At last count, some 22 persons have been arrested in anti-South Africa demonstrations here, hundreds of others have volunteered for the pokey and there is talk of a revival of the old civil rights movement -- both its energy and its purpose. With all due respect, I would like to rain on that parade.
The respect comes from the nature of the commitment -- arrest and jail -- and the righteousness of the cause. Those who volunteer for arrest are, after all, protesting the policies of a country where racial segregation is maintained by both custom and force and where, specifically, black labor leaders are being held incommunicado. More power to them.
And they are protesting, also, the nice-nice policies of the Reagan administration toward South Africa. It is called "constructive engagement." What it comes down to is "constructive silence," a term as much an oxymoron as the policy itself. The administration claims that under this policy South Africa has moderated its racism, but the evidence for that is as lacking as the administration's moral indignation in the face of racism. Sometimes you just have to yell bloody murder.
But having said all that, there is something else to add, and it has to do with symbolism and reality. Sometimes, as the Reagan reelection campaign proved, the former has little to do with the latter. With balloons and marching bands, the president proclaimed a new morning in America, but neglected to mention what precisely that was or whether it had anything to do with the deficit. No matter. In 49 states, it was enough.
Now, in a similar way, the old civil rights leadership is reverting to symbolism. The demonstrations, after all, are almost entirely that. They are patterned after those held throughout the South during the civil rights era and their target -- raw racism -- is the same. It almost doesn't matter that this time there are no police dogs, no cattle prods, no fire hoses and no tobacco-chewing racist sheriffs to deal with. What matters is that once again the enemy is raw racism.
But the problem for black America is not any more the racism of the Old South or its equivalent in South Africa. The problem, instead, is economic and social -- poverty and its accompanying social disintegration. In fact, the so-called civil rights revolution has come and gone, and poverty has persisted, if not deepened. It turned out that it was easier to desegregate the Old South than to deal with the social and economic problems of a single block in an urban ghetto. No symbolic arrests will change that.

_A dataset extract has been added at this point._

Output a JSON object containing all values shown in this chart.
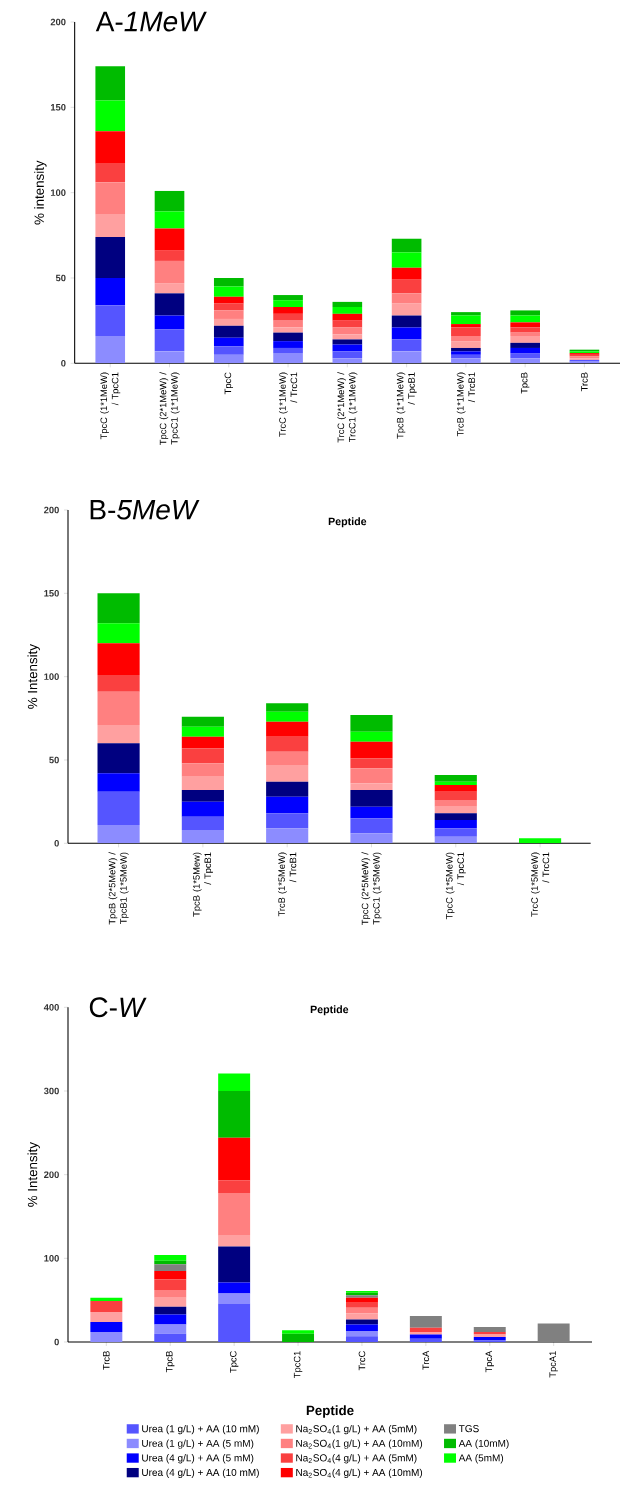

The plight of the old civil rights leadership is the plight of American progressivism in general: What do you do next? How do you turn the corner from racial equality to economic and social equality? Lyndon Johnson and his era of Democrats tried the Great Society and its programs, and now, many billions of dollars later, there are books saying it was all a waste of money. Politicians who talk of the poor and propose social programs are derided as old-fashioned, tagged with the label "New Deal Democrat" and dismissed to play pinochle with the ghost of Manny Celler. Haven't you heard? There's a new morning in America.
But the morning sun comes up over Harlem. It comes up over Watts and the South Bronx, the inner-city of Washington. It rises over a black unemployment rate that's just plain staggering, over social problems -- broken homes, unmarried mothers, drug addiction -- that are a national disgrace. As the black leadership knows, demonstrations and civil disobedience are not the remedy. For the moment, at least, there is no remedy.
It's good that the Reagan administration is being challenged on South Africa. I good that South Africa itself is being challenged because its policies are ugly. But all of that is like one of the president's balloon extravaganzas -- symbolism. It has little to do with the plight of black America, and it will have little effect even on South Africa. The real challenge remains what it has been for decades -- poverty.
You cannot blame the black leadership for returning even just symbolically to the old civil rights days. They're moving backward, but it's only because they can't move forward.